A Holly Springs family is calling on their fellow North Carolinians to help save their daughter's life.
A Holly Springs family is calling on their fellow North Carolinians to help save their daughter's life.
Charlotte Akers was diagnosed with severe combined immunodeficiency (SCID) when she was only a week old. The rare genetic condition prevents the body from building its own immune system.
Now at five months old, her parents shared she is given between 5-7 different medications a day to protect against different germs.
"Most new parents when they have kids, they have family members come and help and they have friends - we weren't allowed to have any of that," shared Charlotte's mother Lindsay. "Anyone who came and visit had to either go through a quarantine or had to gown, glove and mask."
Both parents now work remotely and rarely leave their home. Lindsay described they must live "like COVID, but we're the only ones participating."
Even the family's 11-year-old son wears PPE inside the home and immediately showers and disinfects his backpack after returning from school every day.
"At 7 days old, to find out that the disease that my daughter was diagnosed with does not have a life expectancy past two, and to try to go through all of the stages of grief of 'Am I going to lose my child?'" shared Lindsay.
The genetic testing that caught Charlotte's condition only became a requirement in North Carolina in 2018. The state was one of the last in the country to implement the screenings.
"What's sad about it is the fact that other parents had to lose their kids for the laws to come into place," shared Charlotte's father Alex. "It's like, 'Thank you, but we're sorry at the same point because you had to lose your kid so that we may not."
The family has joined the National Bone Marrow Registry (NBMR), formerly known as Be the Match.
A bone marrow transplant would be a complete cure for the little girl.
"She would be able to go on and live a normal, healthy life," expressed Lindsay. "She will be able to go on and go to preschool and go to places like the park and play with other kids."
A donor can join by texting 'CharlotteRey' to 61474 to receive a free cheek swab via mail. You can also register online.
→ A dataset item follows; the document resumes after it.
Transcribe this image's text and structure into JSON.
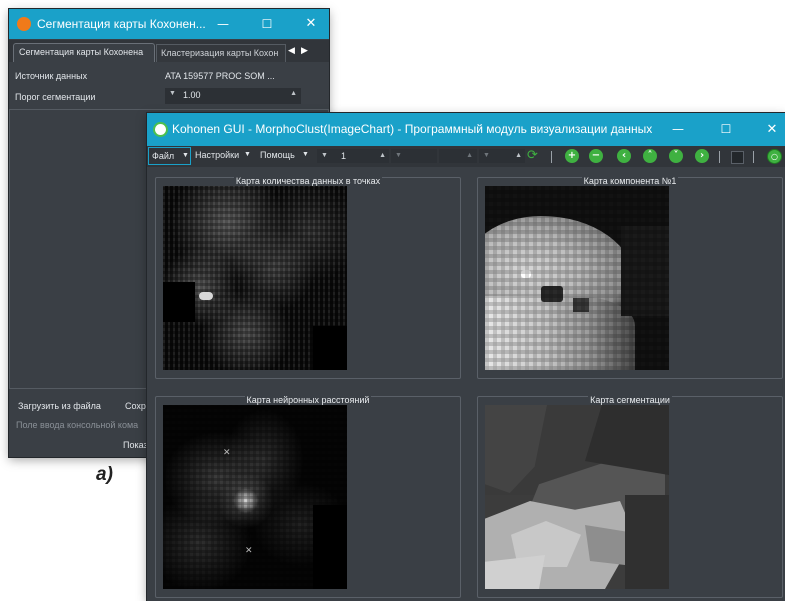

Younger cells have been shown to lead to better long-term survival for recipients and donors must be between 18-40 years old. Most donors can return to work or school within a few days, according to the registry.
The family shared there is only one known donor registered through NBMR that could be a 9/10 match for Charlotte who lives overseas.
Charlotte is unable to receive the transplant until she turns one and the family is hoping a perfect 10/10 match will join the registry before then.
Alex described the effort as two-fold.
"There's a selfish goal that I want to see my daughter grow up," he said. "Then there's the goal that you hope it helps other people because there's no guarantee with any of it that if anyone signs up, it's for you."
The family shared they're remaining hopeful their cure will come and are working to get as many people enrolled in the registry as they can.